Inside the $700 million ad battle for the U.S. Senate
Today is, once again, Election Day in the state of Georgia. Here’s what you need to know:
• Ad spending surrounding the Peach State’s dual U.S. Senate runoffs now tops a rather mind-boggling $521 million. That’s according to the fifth (and final) Campaign Ad Scorecard (CAS), Overtime Edition—part of an ongoing project led by Ad Age Datacenter Director of Data Management Kevin Brown in partnership with Kantar/CMAG. (See the table below.) Add up spending for the two seats from Jan. 1, 2019, through Jan. 5, 2021, and the tally exceeds $700 million.

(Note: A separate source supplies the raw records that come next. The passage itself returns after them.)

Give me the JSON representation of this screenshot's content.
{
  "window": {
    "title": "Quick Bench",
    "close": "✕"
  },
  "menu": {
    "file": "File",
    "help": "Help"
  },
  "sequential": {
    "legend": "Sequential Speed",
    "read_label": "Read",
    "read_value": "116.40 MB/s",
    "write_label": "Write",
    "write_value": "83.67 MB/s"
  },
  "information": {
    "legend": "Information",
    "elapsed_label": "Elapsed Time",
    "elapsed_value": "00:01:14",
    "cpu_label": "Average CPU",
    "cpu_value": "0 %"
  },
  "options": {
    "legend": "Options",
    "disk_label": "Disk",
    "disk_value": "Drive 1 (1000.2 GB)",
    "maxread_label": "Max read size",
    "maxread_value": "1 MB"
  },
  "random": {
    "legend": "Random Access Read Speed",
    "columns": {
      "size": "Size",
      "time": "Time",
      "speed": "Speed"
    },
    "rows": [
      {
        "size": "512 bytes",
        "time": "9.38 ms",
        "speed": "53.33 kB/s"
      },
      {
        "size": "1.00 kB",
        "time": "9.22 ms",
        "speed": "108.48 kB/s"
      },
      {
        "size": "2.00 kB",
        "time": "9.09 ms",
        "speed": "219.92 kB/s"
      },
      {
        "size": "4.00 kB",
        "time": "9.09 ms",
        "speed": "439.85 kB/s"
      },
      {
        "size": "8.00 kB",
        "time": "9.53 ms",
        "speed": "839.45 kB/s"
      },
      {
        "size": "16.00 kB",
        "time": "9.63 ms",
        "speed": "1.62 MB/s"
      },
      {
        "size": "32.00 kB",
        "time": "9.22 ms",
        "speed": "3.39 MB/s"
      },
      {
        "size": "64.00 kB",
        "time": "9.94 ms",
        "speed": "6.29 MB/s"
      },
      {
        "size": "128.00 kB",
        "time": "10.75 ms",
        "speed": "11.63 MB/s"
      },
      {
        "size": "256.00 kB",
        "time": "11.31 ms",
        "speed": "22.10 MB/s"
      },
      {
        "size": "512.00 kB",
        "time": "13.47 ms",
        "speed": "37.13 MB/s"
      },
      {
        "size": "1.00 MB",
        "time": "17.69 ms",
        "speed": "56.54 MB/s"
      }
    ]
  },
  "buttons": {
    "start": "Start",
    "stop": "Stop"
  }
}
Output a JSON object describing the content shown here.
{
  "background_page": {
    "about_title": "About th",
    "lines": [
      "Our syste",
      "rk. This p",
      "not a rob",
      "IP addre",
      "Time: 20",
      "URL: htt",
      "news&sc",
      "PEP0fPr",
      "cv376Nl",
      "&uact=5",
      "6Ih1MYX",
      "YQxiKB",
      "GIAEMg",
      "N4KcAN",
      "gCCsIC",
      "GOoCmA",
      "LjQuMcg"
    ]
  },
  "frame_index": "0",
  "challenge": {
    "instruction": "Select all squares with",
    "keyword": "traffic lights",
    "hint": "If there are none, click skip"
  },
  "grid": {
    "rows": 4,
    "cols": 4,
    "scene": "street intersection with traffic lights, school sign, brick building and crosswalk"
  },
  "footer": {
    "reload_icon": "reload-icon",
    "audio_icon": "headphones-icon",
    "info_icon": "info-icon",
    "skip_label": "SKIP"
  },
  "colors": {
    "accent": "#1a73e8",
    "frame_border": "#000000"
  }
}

• Democrat Jon Ossoff is once again in the ad lead; his campaign has dropped $89.2 million on advertising (primarily across TV and radio, with some digital in the mix) from Nov. 3 through Jan. 5. Ossoff is challenging U.S. Sen. David Perdue, the Republican incumbent, whose campaign has spent $49.6 million on ads over the same period.
• The second U.S. Senate seat in play is currently held by Republican incumbent Kelly Loeffler, whose ad spending now stands at $49.4 million. Her challenger, Democrat Raphael Warnock, has clocked “overtime” ad spending of $78.5 million.
• As poll-parsing site FiveThirtyEight helpfully explains, “The Senate currently stands at 50 Republicans and 48 Democrats. If Democrats win both runoffs, the party will have control of the chamber because Vice President-elect Kamala Harris would break any ties. But if Republicans win one of the two races, they will maintain control.” Speaking of FiveThirtyEight, its meta-analysis of polls shows the Perdue-Ossoff and Loeffler-Warnock races are basically dead heats.
• Keep in mind that the figures above (and below) don’t even count pre-runoff ad spending (as enumerated in our chart below).
• The figures also don’t factor in other major campaign costs, such as staff salaries, office rent and less visible—and thus harder to track—advertising such as direct mail.
• Some historical background on the present-day drama: “Why Georgia has runoff elections” (subhead: “Racist lawmakers built Georgia’s election system, and now it’s affecting the balance of the Senate”), via Vox.
• It’s worth noting that just before Christmas, in our previous Campaign Ad Scorecard, Ad Age Datacenter’s Kevin Brown explored the mystery of how so much high-priced ad inventory could even be found in the Peach State at the last minute.